Nach und nach wurde Oswald das Leben in der UdSSB langweilig, eintönig. Ab Jänner 1961 betrieb er daher seine Ausreise. Er wollte zurück in die USA. Mit seiner Mutter und seinem Bruder in Texas stand er wieder regelmäßig in brieflichem Kontakt, der (selbstredend) vom KGB eingesehen wurde. 1962 wurde ihm dann mit seiner Frau und der inzwischen geborenen Tochter die Ausreise in die USA gestattet.

Was mit den Oswalds dann dort passierte, darüber hat sicherlich die CIA ein dickes Dossier. Man reiste damals, Anfang der sechziger Jahre, nicht ohne weiteres von einer Welt in die andere.

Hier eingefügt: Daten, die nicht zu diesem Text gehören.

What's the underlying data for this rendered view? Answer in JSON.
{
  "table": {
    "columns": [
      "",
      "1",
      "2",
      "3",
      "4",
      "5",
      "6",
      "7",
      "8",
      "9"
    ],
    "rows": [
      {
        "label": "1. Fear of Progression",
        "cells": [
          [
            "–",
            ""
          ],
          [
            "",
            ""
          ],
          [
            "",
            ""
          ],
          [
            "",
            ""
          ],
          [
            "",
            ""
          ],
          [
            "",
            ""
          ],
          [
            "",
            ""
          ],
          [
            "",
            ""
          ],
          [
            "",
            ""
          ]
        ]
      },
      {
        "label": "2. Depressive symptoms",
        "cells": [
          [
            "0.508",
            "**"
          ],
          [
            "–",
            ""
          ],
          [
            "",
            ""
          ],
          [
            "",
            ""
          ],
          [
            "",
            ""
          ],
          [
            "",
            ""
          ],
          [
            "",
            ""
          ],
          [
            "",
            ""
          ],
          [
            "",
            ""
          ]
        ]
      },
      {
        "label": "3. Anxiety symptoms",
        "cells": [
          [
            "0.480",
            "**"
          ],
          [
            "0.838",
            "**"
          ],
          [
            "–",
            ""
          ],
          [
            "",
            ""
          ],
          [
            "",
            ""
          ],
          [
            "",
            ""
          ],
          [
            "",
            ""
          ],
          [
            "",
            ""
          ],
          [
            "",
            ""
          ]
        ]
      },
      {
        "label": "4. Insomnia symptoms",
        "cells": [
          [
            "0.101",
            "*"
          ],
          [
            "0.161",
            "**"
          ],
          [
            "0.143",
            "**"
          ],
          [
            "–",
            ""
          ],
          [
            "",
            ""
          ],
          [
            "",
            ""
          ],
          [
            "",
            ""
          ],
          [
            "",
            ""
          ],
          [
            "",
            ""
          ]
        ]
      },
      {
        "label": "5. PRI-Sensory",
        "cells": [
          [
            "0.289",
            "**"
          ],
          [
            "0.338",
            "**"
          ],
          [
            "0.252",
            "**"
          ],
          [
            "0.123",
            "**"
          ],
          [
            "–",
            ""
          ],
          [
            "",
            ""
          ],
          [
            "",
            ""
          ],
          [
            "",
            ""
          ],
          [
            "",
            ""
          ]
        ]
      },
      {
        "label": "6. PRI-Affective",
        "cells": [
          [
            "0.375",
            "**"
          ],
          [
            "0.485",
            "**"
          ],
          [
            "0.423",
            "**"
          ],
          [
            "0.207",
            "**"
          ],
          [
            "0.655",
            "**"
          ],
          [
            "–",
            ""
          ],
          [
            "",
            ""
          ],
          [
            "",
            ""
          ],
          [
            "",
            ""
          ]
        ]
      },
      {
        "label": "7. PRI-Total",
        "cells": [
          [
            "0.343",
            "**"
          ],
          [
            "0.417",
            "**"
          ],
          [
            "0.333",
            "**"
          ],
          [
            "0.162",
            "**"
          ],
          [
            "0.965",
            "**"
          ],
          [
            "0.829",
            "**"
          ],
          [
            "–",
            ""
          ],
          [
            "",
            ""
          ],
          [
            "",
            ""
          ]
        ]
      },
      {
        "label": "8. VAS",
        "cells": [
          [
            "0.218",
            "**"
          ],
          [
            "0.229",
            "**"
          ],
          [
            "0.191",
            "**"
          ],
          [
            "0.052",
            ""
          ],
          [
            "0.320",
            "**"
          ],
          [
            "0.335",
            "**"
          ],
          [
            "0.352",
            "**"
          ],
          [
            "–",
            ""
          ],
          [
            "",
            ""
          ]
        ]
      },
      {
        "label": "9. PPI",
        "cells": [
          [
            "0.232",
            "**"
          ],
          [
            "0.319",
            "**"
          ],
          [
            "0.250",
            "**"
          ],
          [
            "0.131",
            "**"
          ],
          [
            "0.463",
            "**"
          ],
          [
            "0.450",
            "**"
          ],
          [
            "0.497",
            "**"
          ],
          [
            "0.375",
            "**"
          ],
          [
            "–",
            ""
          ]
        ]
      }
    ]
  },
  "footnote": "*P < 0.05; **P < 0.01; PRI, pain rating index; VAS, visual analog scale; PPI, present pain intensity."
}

Moskau wußte, daß Oswald im Sommer 1963 in Mexiko die sowjetische Botschaft aufsuchte und dort eröffnete: er und seine Familie möchten nicht weiter in den USA bleiben. Er bat die Sowjetbehörden um ein Einreisevisum in die Sowjetunion. Bakatin: „Sein Ersuchen wurde abgelehnt.”

Reaktionäres Komplott?

Die Begründung hegt auf der Hand. Die damalige UdSSR war kein Einwanderungsland. Infolge der strikten Verordnung, die Sowjetbürger von jedem fremden Einfluß fernzuhalten, hatte Moskau verboten, Ersuchen ausländischer Einwanderer stattzugeben. Nicht einmal für Kommunisten aus westlichen Ländern gab es solche Privilegien, wenn sie nicht gerade zur Prominenz gehörten.

Und von Oswald hatten die Moskauer Zentralbehörden die Nase voll. Der Rest ist bekannt. Lee Harvey Oswald ging in die Geschichte als der Kennedy-Mörder ein. Wer ihn dazu angeleitet hat, was seine Motive waren und ob er die Tat allein ausführte, diese Fragen stehen noch unbeantwortet im Raum. Für mich sind sie durch den Warren-Bericht keinesfalls aufgeklärt.

Wadim Bakatins Analyse zum Kennedy-Mord ist aufschlußreich. Anhand von damaligen Analysen des KGB seien die Sicherheitsorgane zu dem Schluß gekommen, das Attentat sei „von reaktionären monopolistischen Kreisen im Komplott mit profaschistischen Gruppen der Vereinigten Staaten organisiert worden mit dem Ziel der Verstärkung der reaktionärsten und aggressivsten Aspekte der US-Politik.” Oswald habe man nur als Tatsubjekt benützt.

Diese Analyse entspricht keinesfalls der Wahrheit, sie paßt aber in das Weltbild der damaligen Kreml-Führung über das kapitalistische Staatensystem. Hinter den Kulissen hatte damals schon der Machtkampf zwischen der Chruschtschow-Gruppe und dem erzkonservativen KPdSU-Flügel begonnen. Im Oktober 1964 wurde Chruschtschow durch die Breschnew-Gruppe putschartig abgesetzt, die Politik der „friedlichen Koexistenz” nahm neue Dimensionen an - zu Ungunsten der Verständigung.